Re-Structuring the Balance Sheet
The next objective of financial positioning is to fine-tune the assets and liabilities of the business to facilitate a sale.
Review the balance sheet with the objective of making the company as “lean” as possible, towards this objective:
a). Inventory should be physically tabulated. Many sellers do not know the actual value of their inventory and it may be far more than imagined as many small businesses have their profits in the form of built-up inventory. Excess inventory should be reduced or liquidated to bring the inventory to the lowest possible operational level. The reduced inventory can not only create profitability, but will reduce the price of the business making it far easier to sell assuming the seller will retain cash deposits at the time of the sale.
b). Delinquent receivables should be turned over for collection. Again, the objective is to turn idle receivables into cash.
c). Excess or unused capital assets such as equipment, furniture, fixtures, should be sold as the best price possible. These same items will probably have no value to the buyer and they may be more advantageously disposed of prior to a sale.
d). Current liabilities and accounts payable should be reduced to , but maintained at a normal operating level. Many sellers pay down current bills and position the business for sale without debt, however, this may be a mistake as the assumption of reasonable liabilities may remain a convenient way to help finance the sale.
e). Stockholder loans should be reviewed. Loans due or from the business should be considered for repayment, however, an accountant should make the decision based on tax considerations.
f). Tax liabilities, accrued expenses and overdue accounts should be paid. These oftentimes small items are magnified by buyers and put even the best company in a poor light.
It would appear that each of these steps are as applicable to basic financial management as they are to positioning the business for sale. In large measure this is true. The company not on the market, however, may operate with financial inefficiencies and often they are forced to put their financial house in order due to a pending sale.
Projecting the Financial Future
Buyers are primarily interested in the future of the business. The past becomes important only to project that future.
The one most common seller’s error is to overlook this point and not provide the buyer a clear vision of where the business is headed. The seller’s accountant shares this responsibility. The most comprehensive financials have little value if the buyer cannot quickly see one or five years hence.
Where sales are on the upward trend, a sales graph for increasing profits or other favorable financial characteristics is also wise. Every factor emphasizing the business potential should be outlined.
A knowledgeable buyer will also be interested in the cash flow projections.

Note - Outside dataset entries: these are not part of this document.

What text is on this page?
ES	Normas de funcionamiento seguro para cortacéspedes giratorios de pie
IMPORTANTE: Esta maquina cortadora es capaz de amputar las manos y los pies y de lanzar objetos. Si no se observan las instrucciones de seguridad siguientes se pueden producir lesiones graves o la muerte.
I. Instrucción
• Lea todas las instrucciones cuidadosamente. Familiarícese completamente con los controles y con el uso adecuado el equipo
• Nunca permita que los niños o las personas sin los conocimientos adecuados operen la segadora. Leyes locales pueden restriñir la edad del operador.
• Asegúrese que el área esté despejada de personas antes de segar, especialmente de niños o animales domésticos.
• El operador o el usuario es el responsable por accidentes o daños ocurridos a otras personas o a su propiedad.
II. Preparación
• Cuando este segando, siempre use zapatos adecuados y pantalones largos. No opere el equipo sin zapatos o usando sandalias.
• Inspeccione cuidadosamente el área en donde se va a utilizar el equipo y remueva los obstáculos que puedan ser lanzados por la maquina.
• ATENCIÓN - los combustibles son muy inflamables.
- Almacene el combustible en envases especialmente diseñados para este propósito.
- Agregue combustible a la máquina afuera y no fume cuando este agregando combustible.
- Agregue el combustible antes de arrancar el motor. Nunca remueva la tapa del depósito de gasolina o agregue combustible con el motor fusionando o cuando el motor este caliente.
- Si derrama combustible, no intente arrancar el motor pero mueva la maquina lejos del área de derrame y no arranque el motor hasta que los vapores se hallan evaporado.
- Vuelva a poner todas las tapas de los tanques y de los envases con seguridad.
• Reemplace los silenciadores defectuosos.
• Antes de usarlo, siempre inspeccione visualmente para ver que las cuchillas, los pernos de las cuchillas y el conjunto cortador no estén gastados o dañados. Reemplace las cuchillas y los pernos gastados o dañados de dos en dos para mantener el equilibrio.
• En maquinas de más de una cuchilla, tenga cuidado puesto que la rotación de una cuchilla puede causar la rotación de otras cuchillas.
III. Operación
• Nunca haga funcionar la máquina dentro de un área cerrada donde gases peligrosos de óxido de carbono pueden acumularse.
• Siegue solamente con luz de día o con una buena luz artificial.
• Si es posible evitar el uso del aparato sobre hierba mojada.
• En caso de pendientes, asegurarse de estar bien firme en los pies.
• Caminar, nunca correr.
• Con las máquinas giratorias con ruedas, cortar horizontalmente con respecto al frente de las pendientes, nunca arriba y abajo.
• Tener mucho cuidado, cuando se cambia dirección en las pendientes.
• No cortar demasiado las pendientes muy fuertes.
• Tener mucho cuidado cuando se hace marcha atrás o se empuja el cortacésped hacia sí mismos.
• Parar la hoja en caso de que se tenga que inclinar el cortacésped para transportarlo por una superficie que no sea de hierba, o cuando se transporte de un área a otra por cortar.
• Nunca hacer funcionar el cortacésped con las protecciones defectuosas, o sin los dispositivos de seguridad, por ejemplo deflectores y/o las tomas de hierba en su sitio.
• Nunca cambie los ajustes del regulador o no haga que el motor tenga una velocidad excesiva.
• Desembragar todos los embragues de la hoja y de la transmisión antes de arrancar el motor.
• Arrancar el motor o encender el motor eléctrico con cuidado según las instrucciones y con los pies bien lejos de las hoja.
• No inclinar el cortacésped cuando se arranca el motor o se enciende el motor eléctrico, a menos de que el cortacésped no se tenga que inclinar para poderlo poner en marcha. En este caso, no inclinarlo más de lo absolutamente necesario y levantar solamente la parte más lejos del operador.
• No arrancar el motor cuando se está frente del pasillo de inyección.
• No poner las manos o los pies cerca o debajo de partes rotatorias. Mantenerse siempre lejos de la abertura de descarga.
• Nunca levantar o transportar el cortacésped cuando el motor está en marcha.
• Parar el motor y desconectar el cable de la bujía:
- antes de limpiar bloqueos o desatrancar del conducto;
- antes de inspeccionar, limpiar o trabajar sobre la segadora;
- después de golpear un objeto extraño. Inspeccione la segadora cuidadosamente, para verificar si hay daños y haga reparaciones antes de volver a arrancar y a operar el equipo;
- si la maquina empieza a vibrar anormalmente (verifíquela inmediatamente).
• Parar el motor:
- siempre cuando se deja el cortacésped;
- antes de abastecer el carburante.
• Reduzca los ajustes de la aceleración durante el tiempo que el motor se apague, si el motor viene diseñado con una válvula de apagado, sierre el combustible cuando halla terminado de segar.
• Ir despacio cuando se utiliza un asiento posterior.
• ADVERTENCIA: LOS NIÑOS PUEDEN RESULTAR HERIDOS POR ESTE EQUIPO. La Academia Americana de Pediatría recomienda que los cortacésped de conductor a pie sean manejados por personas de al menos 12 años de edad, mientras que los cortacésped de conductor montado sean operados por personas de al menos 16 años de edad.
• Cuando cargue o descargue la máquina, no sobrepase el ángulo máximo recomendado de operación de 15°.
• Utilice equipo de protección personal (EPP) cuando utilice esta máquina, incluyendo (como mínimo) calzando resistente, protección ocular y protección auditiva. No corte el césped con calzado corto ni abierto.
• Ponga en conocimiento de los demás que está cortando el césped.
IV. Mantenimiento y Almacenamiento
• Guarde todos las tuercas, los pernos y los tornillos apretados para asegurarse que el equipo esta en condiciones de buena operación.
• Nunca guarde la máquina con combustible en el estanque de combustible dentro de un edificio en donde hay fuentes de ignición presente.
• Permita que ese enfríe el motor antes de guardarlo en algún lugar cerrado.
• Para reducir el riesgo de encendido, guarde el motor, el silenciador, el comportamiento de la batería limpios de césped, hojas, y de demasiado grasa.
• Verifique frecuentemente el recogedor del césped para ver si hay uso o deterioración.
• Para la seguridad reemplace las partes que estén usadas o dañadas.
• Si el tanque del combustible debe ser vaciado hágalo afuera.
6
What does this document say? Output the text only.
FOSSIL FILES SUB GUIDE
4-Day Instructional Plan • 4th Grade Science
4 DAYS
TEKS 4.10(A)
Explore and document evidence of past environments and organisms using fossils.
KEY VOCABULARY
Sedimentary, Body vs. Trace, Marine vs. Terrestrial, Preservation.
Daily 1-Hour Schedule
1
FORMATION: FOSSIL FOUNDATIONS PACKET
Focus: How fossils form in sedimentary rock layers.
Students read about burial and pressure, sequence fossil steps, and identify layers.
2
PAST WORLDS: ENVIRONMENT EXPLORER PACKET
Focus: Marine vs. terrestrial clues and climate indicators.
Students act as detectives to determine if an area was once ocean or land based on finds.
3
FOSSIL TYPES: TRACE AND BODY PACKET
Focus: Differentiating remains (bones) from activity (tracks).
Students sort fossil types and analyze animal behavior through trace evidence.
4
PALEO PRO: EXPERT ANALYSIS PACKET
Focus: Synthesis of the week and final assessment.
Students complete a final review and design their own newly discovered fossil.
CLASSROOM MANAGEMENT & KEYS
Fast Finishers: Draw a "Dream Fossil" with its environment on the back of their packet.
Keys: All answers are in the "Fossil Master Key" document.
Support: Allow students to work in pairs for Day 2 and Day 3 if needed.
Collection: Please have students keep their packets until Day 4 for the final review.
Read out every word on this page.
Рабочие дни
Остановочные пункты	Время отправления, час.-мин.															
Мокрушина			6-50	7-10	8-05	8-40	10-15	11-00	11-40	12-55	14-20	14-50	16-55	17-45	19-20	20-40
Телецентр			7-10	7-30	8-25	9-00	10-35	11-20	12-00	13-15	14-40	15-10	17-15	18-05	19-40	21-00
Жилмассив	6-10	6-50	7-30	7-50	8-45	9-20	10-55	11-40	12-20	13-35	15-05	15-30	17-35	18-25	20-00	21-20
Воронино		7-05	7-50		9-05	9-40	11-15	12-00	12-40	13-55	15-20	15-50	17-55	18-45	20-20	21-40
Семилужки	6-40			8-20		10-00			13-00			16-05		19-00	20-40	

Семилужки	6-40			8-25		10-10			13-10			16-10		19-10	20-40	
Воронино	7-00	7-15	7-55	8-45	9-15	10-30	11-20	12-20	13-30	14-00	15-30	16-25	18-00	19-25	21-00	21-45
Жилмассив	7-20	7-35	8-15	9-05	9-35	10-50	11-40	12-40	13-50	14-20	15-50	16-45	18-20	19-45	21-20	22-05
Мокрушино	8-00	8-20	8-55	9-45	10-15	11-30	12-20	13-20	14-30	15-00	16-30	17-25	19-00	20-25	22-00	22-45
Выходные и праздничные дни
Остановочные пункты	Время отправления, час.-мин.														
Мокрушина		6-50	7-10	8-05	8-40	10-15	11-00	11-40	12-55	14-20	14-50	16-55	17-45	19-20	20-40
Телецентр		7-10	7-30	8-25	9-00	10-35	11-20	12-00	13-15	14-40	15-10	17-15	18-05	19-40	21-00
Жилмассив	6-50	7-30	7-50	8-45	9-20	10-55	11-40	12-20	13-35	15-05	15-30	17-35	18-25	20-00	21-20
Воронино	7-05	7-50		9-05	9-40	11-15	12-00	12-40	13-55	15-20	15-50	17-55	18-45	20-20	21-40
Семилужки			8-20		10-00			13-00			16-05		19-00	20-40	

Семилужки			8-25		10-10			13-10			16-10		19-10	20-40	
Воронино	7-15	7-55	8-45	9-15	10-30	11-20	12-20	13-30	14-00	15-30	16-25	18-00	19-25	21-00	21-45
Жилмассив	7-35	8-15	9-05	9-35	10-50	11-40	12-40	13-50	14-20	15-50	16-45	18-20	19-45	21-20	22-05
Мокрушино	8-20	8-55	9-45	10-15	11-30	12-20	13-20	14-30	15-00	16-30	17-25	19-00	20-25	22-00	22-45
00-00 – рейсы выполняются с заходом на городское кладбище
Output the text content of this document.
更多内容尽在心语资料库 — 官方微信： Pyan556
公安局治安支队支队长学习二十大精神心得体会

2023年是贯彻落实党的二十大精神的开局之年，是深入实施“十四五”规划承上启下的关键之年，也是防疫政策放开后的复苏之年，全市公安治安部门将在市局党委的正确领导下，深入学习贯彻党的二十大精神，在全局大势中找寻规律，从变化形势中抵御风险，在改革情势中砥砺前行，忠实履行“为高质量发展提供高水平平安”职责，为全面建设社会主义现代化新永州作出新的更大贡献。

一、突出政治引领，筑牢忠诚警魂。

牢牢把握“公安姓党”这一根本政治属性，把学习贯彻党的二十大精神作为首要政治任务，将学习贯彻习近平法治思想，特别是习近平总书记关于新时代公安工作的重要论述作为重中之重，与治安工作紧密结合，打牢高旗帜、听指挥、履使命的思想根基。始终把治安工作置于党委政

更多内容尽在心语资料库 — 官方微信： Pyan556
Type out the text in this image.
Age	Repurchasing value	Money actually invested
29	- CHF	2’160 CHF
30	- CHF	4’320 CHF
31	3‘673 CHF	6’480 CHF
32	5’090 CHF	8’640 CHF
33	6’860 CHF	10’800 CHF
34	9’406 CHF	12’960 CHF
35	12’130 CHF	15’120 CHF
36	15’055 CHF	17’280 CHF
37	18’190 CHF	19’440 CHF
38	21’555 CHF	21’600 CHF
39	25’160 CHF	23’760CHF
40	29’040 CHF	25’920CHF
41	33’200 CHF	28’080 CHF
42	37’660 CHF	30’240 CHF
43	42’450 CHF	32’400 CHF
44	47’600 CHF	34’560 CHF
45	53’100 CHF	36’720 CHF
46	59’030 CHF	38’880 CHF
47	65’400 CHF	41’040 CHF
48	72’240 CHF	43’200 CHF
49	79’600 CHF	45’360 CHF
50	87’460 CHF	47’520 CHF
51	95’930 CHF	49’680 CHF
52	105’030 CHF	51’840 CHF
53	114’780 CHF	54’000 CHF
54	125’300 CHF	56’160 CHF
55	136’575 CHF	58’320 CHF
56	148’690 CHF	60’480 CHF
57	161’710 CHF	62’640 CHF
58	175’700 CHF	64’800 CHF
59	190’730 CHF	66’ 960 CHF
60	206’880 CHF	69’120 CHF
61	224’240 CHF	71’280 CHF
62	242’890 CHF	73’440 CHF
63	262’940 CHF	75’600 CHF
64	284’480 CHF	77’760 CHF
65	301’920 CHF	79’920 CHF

A one year projection is usually sufficient, however, the projection should be backed up by hard data to support income forecasts.
The cash flow projections coupled with the income statement will help the buyer project the financing the business can support and the operating capital required. To this extent, the cash flow projections should be adjusted to reflect the net operating surplus to the buyer, before debt service.
The financial information and other supporting data should be presented in a professional manner. The fact that the information is immediately available and contain the many items of interest to a potential buyer will create greater interest.